It is still premature to talk about candidacies or make electoral forecasts. There is more than a year left until the election, and Argentine politics has shown its ability to surprise. However, with the information available today, a scenario of strong polarization between La Libertad Avanza and Kirchnerism seems to be taking shape. If a relevant “third force” does not emerge, Argentines will have to decide whether to deepen the economic transformation process initiated at the end of 2023 or return to a model that, for decades, led to stagnation, inflation, and decline.
It is worth starting with a clarification. Supporting the economic course does not imply claiming that the government did everything right. Like any process of deep transformation, Javier Milei's management was accompanied by political and economic errors. Some were the result of the inexperience typical of a force coming to power for the first time; others, of the imperfect nature of any management. What matters is not the absence of errors, but the speed and skill with which they are corrected.

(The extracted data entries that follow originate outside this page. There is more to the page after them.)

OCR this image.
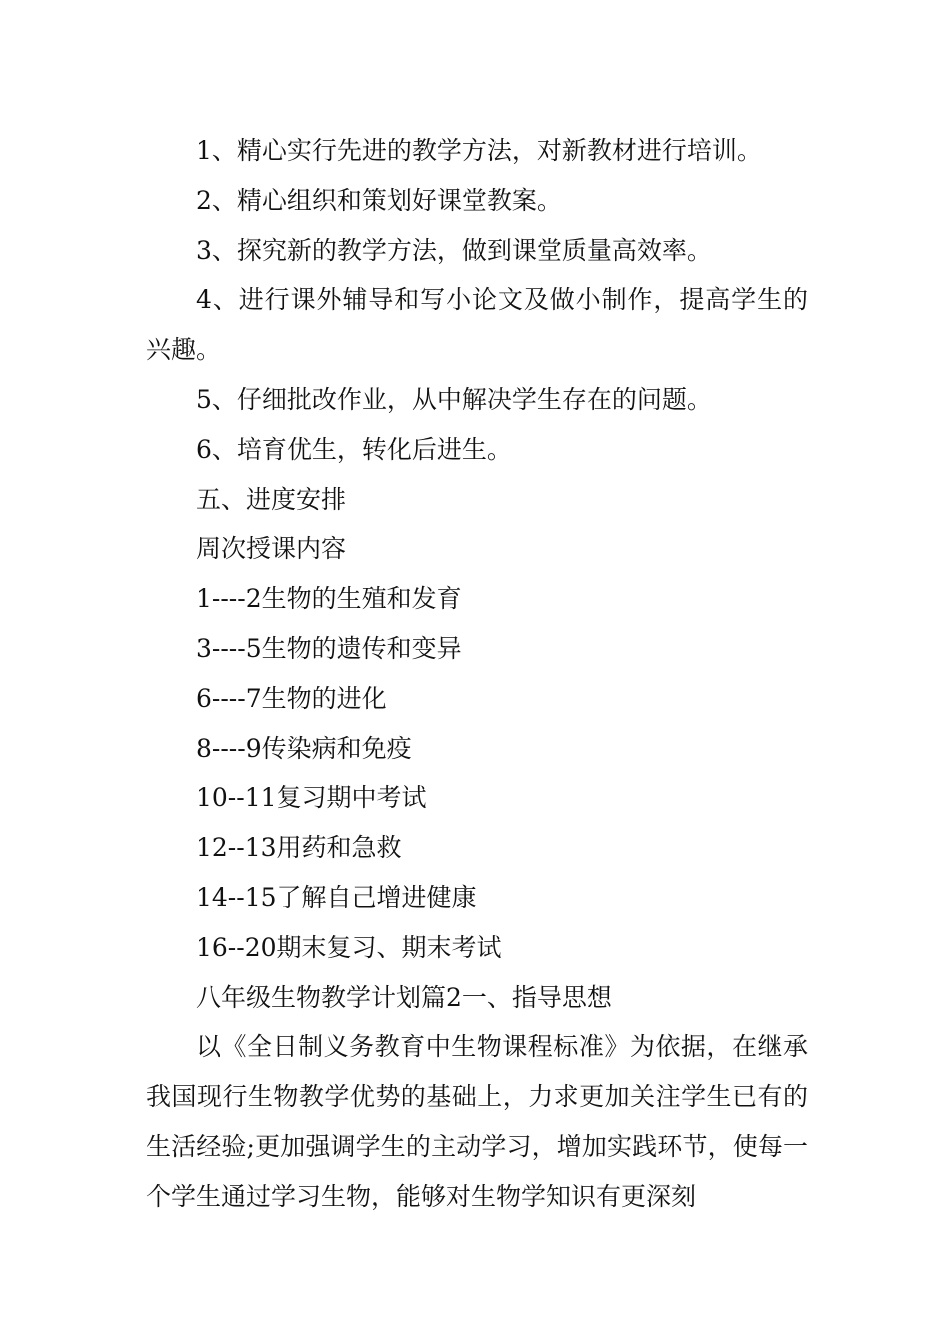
1、精心实行先进的教学方法，对新教材进行培训。

2、精心组织和策划好课堂教案。

3、探究新的教学方法，做到课堂质量高效率。

4、进行课外辅导和写小论文及做小制作，提高学生的兴趣。

5、仔细批改作业，从中解决学生存在的问题。

6、培育优生，转化后进生。

五、进度安排

周次授课内容

1----2生物的生殖和发育

3----5生物的遗传和变异

6----7生物的进化

8----9传染病和免疫

10--11复习期中考试

12--13用药和急救

14--15了解自己增进健康

16--20期末复习、期末考试

八年级生物教学计划篇2一、指导思想

以《全日制义务教育中生物课程标准》为依据，在继承我国现行生物教学优势的基础上，力求更加关注学生已有的生活经验;更加强调学生的主动学习，增加实践环节，使每一个学生通过学习生物，能够对生物学知识有更深刻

But one thing is to demand as citizens that economic policy be perfected, and quite another is to abandon the course to return to the same recipes that have failed time and again. Javier Milei came to the Presidency with the economic mandate to stabilize an economy that was on the brink of collapse.
Two and a half years from that starting point, the landscape is substantially different. Mentioning all the advances would be impossible in a single opinion column. It suffices to mention a few: the primary fiscal surplus has ceased to be an exception to become a rule, the Central Bank has begun a deep cleaning of its balance sheet, inflation - with its ups and downs - has decreased much faster than expected, credit has returned, foreign trade has normalized, there has been no more shortages, and strategic sectors such as agriculture, mining, and oil have regained incentives to invest and expand. No variable better summarizes the regime change than the drop in country risk, from 1,920 to 437 basis points.
Perhaps the government's greatest achievement cannot be summarized in an economic indicator. The real change was altering long-term expectations. For years, companies and families made decisions thinking about how to survive the next crisis. Today, slowly, the possibility of planning, investing, and producing with a longer horizon is re-emerging. This normalization, although still incomplete, constitutes one of the most important assets that Argentina could receive in 2027.
That does not mean that the task is finished. It would be a mistake to present economic policy as a finished model. In the monetary-exchange realm, traits of the previous regime, which aimed to be left behind, still persist: exchange restrictions that still limit the free movement of capital, a clamp for legal entities, and a discretionary monetary policy that is highly dependent on the Ministry of Economy. Although Javier Milei came to power proposing to close the Central Bank, at a minimum, he should move towards an independent monetary authority, with clear rules and free of discretion. It is a pending debt.